Motive to release suspects

West Java police chief Anton Charliyan said they believe the motive behind the attack was to force the release of prisoners held by the police anti-terror unit.

"The motive is to free suspects that are in Densus (Indonesia's anti-terrorism unit) custody," Charliyan told reporters. It was not immediately clear if the suspect had acted alone.

Indonesian police

The attacker was killed after a one-hour standoff in a building belonging to local authorities

"Preliminary information shows that he was apparently under the monitoring of the anti-terror squad as he was suspected of links to an alleged extremist group," Charliyan said.

Asked which network the attacker was from, the police chief said there is a "possibility of JAD."

Jemaah Ansharut Daulah (JAD) is an umbrella organization that Indonesian authorities estimate includes hundreds of "Islamic State" (IS) sympathizers in Indonesia.

Fight against 'IS'

Indonesia, a secular state with the world's largest Muslim population, has long struggled with Islamic militancy.
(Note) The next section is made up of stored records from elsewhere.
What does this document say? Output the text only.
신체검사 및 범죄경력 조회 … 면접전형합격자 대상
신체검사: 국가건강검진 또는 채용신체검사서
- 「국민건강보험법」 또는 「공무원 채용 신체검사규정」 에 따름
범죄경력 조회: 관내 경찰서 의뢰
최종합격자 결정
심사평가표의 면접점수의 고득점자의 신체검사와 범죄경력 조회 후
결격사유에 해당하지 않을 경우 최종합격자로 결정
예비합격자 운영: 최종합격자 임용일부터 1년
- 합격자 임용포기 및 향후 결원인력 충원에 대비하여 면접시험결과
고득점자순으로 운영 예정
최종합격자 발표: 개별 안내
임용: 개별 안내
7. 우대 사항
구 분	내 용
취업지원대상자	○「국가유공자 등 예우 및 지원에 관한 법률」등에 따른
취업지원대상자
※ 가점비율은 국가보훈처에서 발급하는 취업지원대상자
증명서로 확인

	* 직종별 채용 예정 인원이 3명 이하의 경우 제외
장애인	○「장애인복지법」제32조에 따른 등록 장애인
It has suffered a series of attacks in the past 15 years, including the 2002 Bali bombings that killed 202 people, most of whom were foreign tourists.
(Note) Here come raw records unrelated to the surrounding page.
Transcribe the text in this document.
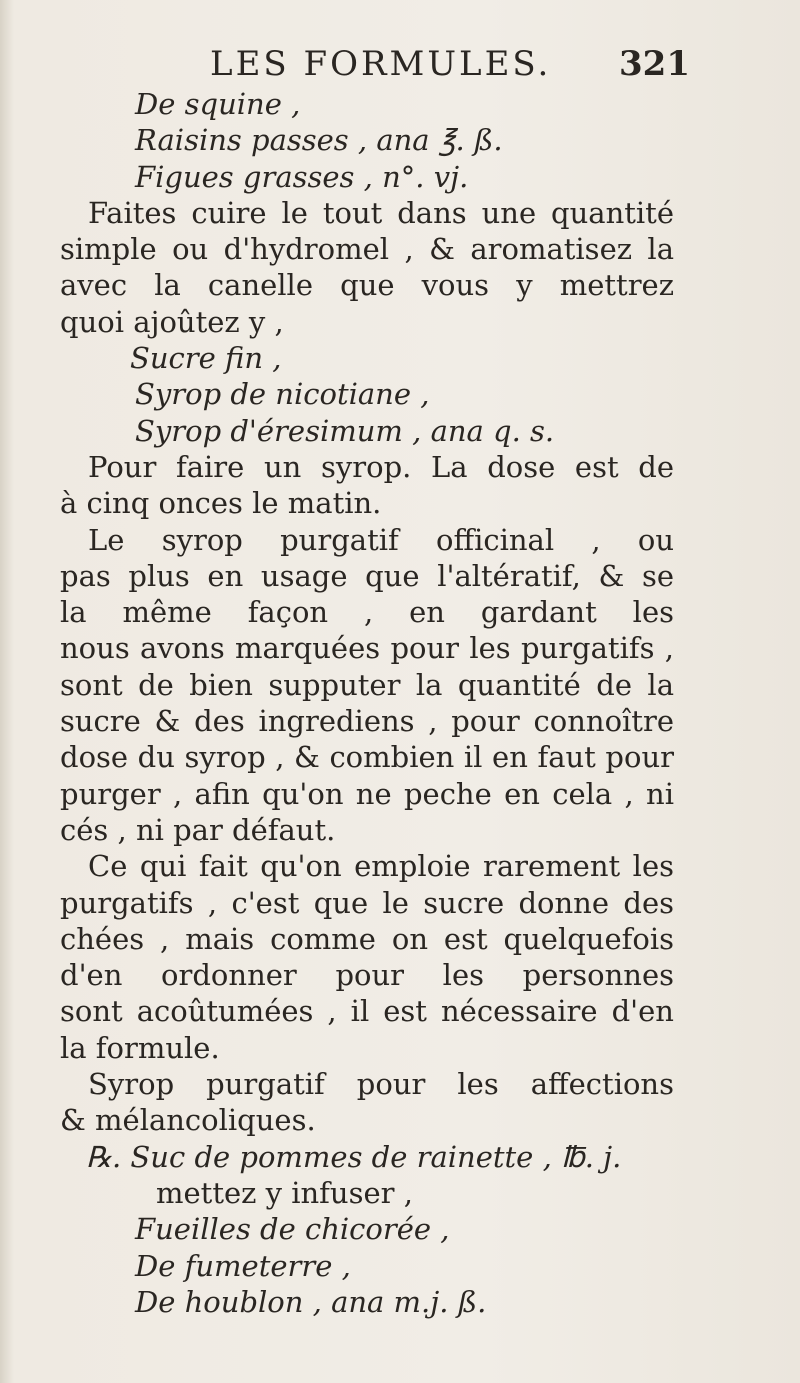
LES FORMULES. 321
De squine ,
Raisins passes , ana ℥. ß.
Figues grasses , n°. vj.
Faites cuire le tout dans une quantité
simple ou d'hydromel , & aromatisez la
avec la canelle que vous y mettrez
quoi ajoûtez y ,
Sucre fin ,
Syrop de nicotiane ,
Syrop d'éresimum , ana q. s.
Pour faire un syrop. La dose est de
à cinq onces le matin.
Le syrop purgatif officinal , ou
pas plus en usage que l'altératif, & se
la même façon , en gardant les
nous avons marquées pour les purgatifs ,
sont de bien supputer la quantité de la
sucre & des ingrediens , pour connoître
dose du syrop , & combien il en faut pour
purger , afin qu'on ne peche en cela , ni
cés , ni par défaut.
Ce qui fait qu'on emploie rarement les
purgatifs , c'est que le sucre donne des
chées , mais comme on est quelquefois
d'en ordonner pour les personnes
sont acoûtumées , il est nécessaire d'en
la formule.
Syrop purgatif pour les affections
& mélancoliques.
℞. Suc de pommes de rainette , ℔. j.
mettez y infuser ,
Fueilles de chicorée ,
De fumeterre ,
De houblon , ana m.j. ß.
Despite an ongoing crackdown which has successfully weakened the most dangerous networks, the emergence of IS has proved to be a potent new rallying cry for the country's radicals with hundreds having flocked to the Middle East in recent years to fight alongside the jihadists.

Following several botched or foiled attacks, however, analysts say that many Indonesian militants lack the capacity to launch a serious attack.